Some members of this patient population appear to have a distinct, disabling sleep disorder called “primary hypersomnia,” which is separate from better-known conditions such as sleep apnea or narcolepsy. They regularly sleep more than 70 hours per week and have difficulties awakening. When awake, they still have reaction times comparable to someone who has been awake all night. Their sleepiness often interferes with work or school attendance, and conventional treatments such as stimulants bring little relief.

"These individuals report feeling as if they’re walking around in a fog — physically, but not mentally awake," says lead author David Rye, professor of neurology at Emory University School of Medicine and director of research for Emory Healthcare’s Program in Sleep. "When encountering excessive sleepiness in a patient, we typically think it’s caused by an impairment in the brain’s wake systems and treat it with stimulant medications. However, in these patients, the situation is more akin to attempting to drive a car with the parking brake engaged. Our thinking needs to shift from pushing the accelerator harder, to releasing the brake."

In a clinical study with seven patients who remained sleepy despite above-ordinary sleep amounts and treatment with stimulants, Emory researchers showed that treatment with the drug flumazenil can restore alertness, although flumazenil’s effectiveness was not uniform for all seven. Alertness was gauged through the psychomotor vigilance test, a measurement of reaction time.

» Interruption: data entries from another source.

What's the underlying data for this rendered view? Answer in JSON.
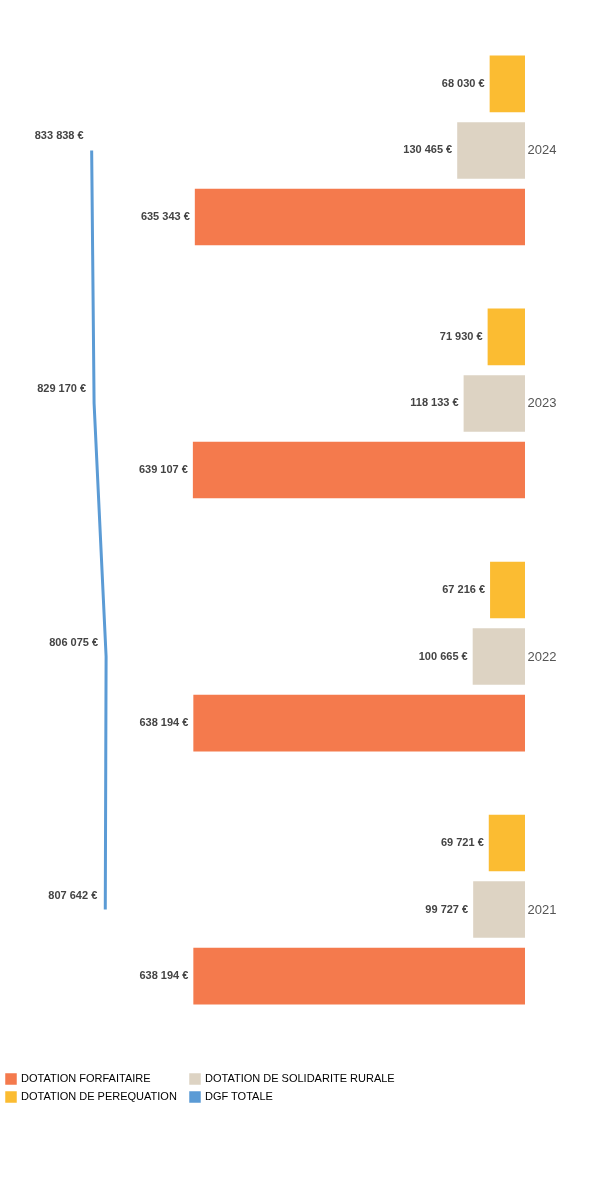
{
  "chart_data": {
    "type": "bar",
    "orientation": "horizontal",
    "categories": [
      "2024",
      "2023",
      "2022",
      "2021"
    ],
    "series": [
      {
        "name": "DOTATION FORFAITAIRE",
        "color": "#f47a4d",
        "values": [
          635343,
          639107,
          638194,
          638194
        ],
        "value_labels": [
          "635 343 €",
          "639 107 €",
          "638 194 €",
          "638 194 €"
        ]
      },
      {
        "name": "DOTATION DE SOLIDARITE RURALE",
        "color": "#ddd3c3",
        "values": [
          130465,
          118133,
          100665,
          99727
        ],
        "value_labels": [
          "130 465 €",
          "118 133 €",
          "100 665 €",
          "99 727 €"
        ]
      },
      {
        "name": "DOTATION DE PEREQUATION",
        "color": "#fbbc32",
        "values": [
          68030,
          71930,
          67216,
          69721
        ],
        "value_labels": [
          "68 030 €",
          "71 930 €",
          "67 216 €",
          "69 721 €"
        ]
      },
      {
        "name": "DGF TOTALE",
        "type": "line",
        "color": "#5b9bd5",
        "values": [
          833838,
          829170,
          806075,
          807642
        ],
        "value_labels": [
          "833 838 €",
          "829 170 €",
          "806 075 €",
          "807 642 €"
        ]
      }
    ],
    "legend": "bottom",
    "grid": false,
    "tick_labels": "y"
  }
}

Neural interaction in periods of silence

While in deep dreamless sleep, our hippocampus sends messages to our cortex and changes its plasticity, possibly transferring recently acquired knowledge to long-term memory. But how exactly is this done? Scientists from the Max Planck Institute for Biological Cybernetics have now developed a novel multimodal methodology called “neural event-triggered functional magnetic resonance imaging” (NET-fMRI) and presented the very first results obtained using it in experiments with both anesthetized and awake, behaving monkeys. The new methodology uses multiple-contact electrodes in combination with functional magnetic resonance imaging (fMRI) of the entire brain to map widespread networks of neurons that are activated by local, structure-specific neural events.